There’s something romantic about the big city, because with so many people in such a small space, something unexpected and joyful is bound to cross your path one day. And this is the precise mentality that makes “Paris, je t’aime” such a breath of fresh air.
An experiment put together by producers Tristan Carne and Emmanuel Benbihy, “Paris, je t’aime” is an amalgamation of 18 short films, all about Paris, all featuring different performers and all constructed by a different director, pulled from the ranks of today’s most exciting visionaries - from “Oh Brother, Where Art Thou’s” Joel and Ethan Cohen, “Run Lola Run’s” Tom Tykwer, “Red-Eye’s” Wes Craven, “Elephant’s” Gus Van Sant and even “Sideways’” Alexander Payne.
As one might naturally expect, many of the short films, all limited to a 5-minute duration, have romantic undertones. There’s the angry car driver who finds a parking space and literally has love drop onto the sidewalk next to his car. There’s the blind college student who one day overhears an actress rehearsing her lines, and falls in love with the woman he cannot see. There’s the man waiting at the café for his wife, ready to announce his desire for a divorce, who realizes the decision is not as easy as he was originally thinking.
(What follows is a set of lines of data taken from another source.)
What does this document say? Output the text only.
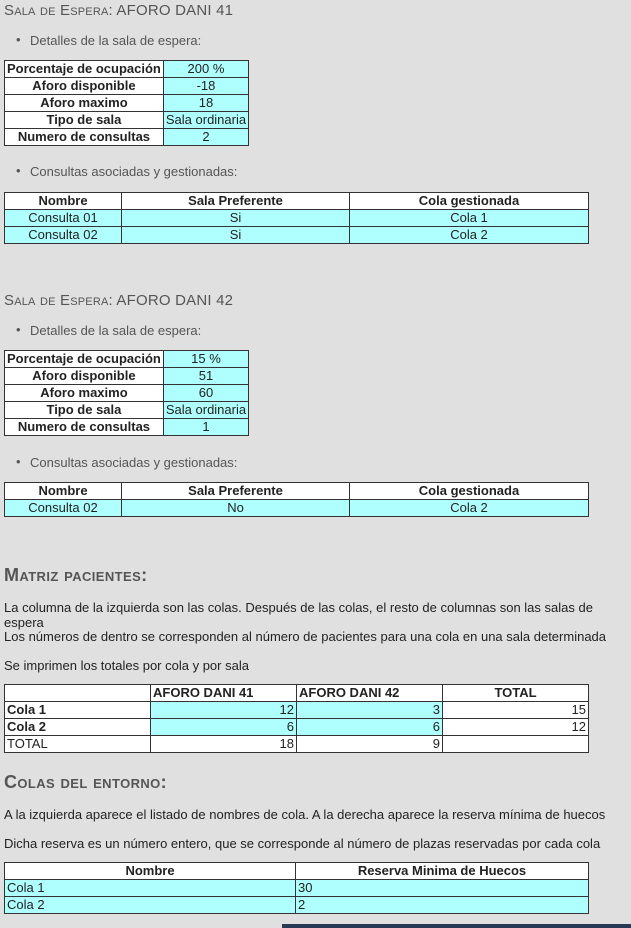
Sala de Espera: AFORO DANI 41

• Detalles de la sala de espera:

Porcentaje de ocupación	200 %
Aforo disponible	-18
Aforo maximo	18
Tipo de sala	Sala ordinaria
Numero de consultas	2

• Consultas asociadas y gestionadas:

Nombre	Sala Preferente	Cola gestionada
Consulta 01	Si	Cola 1
Consulta 02	Si	Cola 2
Sala de Espera: AFORO DANI 42

• Detalles de la sala de espera:

Porcentaje de ocupación	15 %
Aforo disponible	51
Aforo maximo	60
Tipo de sala	Sala ordinaria
Numero de consultas	1

• Consultas asociadas y gestionadas:

Nombre	Sala Preferente	Cola gestionada
Consulta 02	No	Cola 2
Matriz pacientes:

La columna de la izquierda son las colas. Después de las colas, el resto de columnas son las salas de espera

Los números de dentro se corresponden al número de pacientes para una cola en una sala determinada

Se imprimen los totales por cola y por sala

	AFORO DANI 41	AFORO DANI 42	TOTAL
Cola 1	12	3	15
Cola 2	6	6	12
TOTAL	18	9	
Colas del entorno:

A la izquierda aparece el listado de nombres de cola. A la derecha aparece la reserva mínima de huecos

Dicha reserva es un número entero, que se corresponde al número de plazas reservadas por cada cola

Nombre	Reserva Minima de Huecos
Cola 1	30
Cola 2	2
But many of the segments are content with solely being about the unlikely lives that cross paths in the midst of this sprawling Mecca. In one memorable short, a young boy ditches his sexist friends who are calling out to women on the street to help a young Muslim girl with her dropped books. In another story, an out-of-work immigrant ailing after an attack on the street shares a brief moment with an EMT trying to treat his stab wound. Another watches a young mother, played powerfully by Oscar nominee Catalina Sandino Moreno (“Maria, Full of Grace”) as she drops her kid off at child care, and then takes an arduous journey – train connecting to train, subway to bus, and back to train – to serve as nanny for an upper-class baby out in the suburbs.
These are powerful stories that start in a place of superficiality – just a woman on the subway, just a kid hanging out with his friends causing trouble – but then reveals some of the humanity, some of the heart beating behind these faces in the random sea of humanity flowing through Paris on a daily basis.
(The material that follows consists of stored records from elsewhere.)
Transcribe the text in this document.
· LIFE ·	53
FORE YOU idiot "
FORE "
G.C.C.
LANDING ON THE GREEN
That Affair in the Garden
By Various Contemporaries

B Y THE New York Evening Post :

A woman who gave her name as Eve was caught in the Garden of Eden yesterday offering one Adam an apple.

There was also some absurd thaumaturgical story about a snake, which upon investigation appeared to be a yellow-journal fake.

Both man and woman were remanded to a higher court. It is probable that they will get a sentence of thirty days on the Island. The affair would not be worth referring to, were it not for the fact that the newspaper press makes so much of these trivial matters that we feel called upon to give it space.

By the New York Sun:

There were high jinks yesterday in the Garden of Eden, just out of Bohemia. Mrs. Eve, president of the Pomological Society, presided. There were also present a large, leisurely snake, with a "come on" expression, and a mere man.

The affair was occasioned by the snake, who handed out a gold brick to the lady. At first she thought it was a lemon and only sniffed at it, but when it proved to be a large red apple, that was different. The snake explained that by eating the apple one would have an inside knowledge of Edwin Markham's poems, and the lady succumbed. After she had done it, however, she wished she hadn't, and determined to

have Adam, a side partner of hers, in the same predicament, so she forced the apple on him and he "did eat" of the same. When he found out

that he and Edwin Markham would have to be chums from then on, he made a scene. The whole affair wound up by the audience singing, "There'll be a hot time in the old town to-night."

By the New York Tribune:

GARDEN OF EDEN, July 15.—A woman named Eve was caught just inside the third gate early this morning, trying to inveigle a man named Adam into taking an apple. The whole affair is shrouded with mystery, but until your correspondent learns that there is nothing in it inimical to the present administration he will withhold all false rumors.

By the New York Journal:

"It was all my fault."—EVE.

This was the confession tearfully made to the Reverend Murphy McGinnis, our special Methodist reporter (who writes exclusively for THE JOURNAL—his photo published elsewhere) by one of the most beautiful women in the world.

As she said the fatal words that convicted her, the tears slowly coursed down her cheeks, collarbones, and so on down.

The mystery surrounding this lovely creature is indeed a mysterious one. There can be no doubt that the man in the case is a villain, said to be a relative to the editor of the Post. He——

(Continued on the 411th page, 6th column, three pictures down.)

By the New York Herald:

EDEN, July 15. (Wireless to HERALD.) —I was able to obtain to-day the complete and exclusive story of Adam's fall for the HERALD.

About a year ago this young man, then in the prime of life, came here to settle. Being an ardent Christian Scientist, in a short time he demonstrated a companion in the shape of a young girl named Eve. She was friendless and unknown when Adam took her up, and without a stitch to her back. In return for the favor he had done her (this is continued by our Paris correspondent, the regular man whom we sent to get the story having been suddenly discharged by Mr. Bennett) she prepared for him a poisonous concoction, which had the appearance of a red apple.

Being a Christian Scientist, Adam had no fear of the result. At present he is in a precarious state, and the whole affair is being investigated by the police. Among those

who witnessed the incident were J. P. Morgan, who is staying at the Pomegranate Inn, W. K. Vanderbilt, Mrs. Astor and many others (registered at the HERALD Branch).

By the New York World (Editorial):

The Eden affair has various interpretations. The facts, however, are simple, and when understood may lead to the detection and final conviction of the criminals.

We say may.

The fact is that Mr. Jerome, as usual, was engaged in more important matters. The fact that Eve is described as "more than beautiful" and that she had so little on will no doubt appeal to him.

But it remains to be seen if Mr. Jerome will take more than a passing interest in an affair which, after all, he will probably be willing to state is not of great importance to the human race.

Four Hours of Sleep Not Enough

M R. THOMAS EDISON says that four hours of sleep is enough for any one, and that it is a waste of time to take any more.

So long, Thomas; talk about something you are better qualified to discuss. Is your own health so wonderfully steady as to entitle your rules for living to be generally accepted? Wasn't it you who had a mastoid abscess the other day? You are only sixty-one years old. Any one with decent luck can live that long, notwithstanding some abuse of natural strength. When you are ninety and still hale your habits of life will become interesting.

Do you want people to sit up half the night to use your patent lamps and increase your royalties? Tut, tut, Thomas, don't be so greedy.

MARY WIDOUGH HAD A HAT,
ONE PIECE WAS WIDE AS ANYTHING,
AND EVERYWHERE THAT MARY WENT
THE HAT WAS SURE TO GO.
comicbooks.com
My two favorite shorts happen to be directed by American directors – obviously, my bias is showing through – but also start in a place of humor and end with an appreciation for the random beauty of city life. In the short by Joel and Ethan Cohen, Steve Buscemi plays a random American tourist in the Paris subway system, waiting for a train that never seems to come, who gets caught up in a lover’s spat all the while being heckled by a young child and gawked at by a subway performer. And in the short by Alexander Payne, a tourist from Kansas narrates her own tale in poorly-spoken French. Both a bit pathetic in the way she sticks out as an outsider, but a bit beautiful in the way she has decided to experience an adventure, once can see the same sensitivity to characters, and the fine line between humor and sadness, that Payne has so masterfully juggled in “Election,” “About Schmidt,” and “Sideways.”
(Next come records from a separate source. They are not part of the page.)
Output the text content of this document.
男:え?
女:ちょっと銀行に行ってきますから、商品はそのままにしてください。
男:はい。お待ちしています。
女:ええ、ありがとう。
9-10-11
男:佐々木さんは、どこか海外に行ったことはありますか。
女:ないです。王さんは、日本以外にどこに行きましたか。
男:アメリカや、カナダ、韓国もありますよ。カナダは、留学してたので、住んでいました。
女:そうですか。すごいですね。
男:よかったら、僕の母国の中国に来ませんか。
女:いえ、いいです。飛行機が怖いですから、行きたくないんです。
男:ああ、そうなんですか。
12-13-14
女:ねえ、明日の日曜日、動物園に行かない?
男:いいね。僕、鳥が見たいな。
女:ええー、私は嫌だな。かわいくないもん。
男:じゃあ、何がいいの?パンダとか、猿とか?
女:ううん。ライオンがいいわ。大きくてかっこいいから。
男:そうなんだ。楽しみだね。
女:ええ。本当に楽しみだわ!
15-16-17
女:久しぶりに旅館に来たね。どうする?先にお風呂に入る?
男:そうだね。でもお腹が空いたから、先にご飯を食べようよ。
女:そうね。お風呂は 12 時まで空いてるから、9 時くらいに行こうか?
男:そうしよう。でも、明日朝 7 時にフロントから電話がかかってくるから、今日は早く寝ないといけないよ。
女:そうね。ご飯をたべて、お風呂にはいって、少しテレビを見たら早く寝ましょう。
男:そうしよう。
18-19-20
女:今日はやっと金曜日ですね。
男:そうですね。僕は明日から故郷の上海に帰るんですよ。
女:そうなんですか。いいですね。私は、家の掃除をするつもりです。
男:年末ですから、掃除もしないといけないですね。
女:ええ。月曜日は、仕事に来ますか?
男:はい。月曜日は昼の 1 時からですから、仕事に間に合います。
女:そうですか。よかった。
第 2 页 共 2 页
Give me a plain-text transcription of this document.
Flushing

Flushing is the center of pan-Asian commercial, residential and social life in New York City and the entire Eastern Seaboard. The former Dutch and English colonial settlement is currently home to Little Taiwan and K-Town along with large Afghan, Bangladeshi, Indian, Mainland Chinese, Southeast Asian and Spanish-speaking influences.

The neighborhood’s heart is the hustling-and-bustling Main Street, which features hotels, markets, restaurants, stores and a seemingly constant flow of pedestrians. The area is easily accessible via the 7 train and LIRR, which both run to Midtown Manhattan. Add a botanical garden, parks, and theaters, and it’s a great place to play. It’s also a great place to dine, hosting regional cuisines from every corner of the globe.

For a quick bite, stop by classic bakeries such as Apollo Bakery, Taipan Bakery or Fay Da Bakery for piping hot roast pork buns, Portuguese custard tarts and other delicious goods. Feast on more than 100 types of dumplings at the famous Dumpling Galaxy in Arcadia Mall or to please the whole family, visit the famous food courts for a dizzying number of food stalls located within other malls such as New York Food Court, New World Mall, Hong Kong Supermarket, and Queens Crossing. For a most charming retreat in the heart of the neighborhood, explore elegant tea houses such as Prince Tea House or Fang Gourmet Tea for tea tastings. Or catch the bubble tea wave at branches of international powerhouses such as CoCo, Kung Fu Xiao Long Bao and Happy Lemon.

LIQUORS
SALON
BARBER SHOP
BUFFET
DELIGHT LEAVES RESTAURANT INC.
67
So how does one evaluate “Paris, je t’aime” as a whole? It’s an entertaining mix that flows fluidly, filled with short stories that we want more of, and characters we wish we could learn about. It evokes the feeling of a city full of stories, all waiting to be told, and successfully hints at the fact that every face you see, every person you may walk by, all have an interesting story just waiting to share. In Payne’s short, we even get a sense for the random moments that make someone fall in love with a city – sort of like the random asides here that made me fall in love with this movie.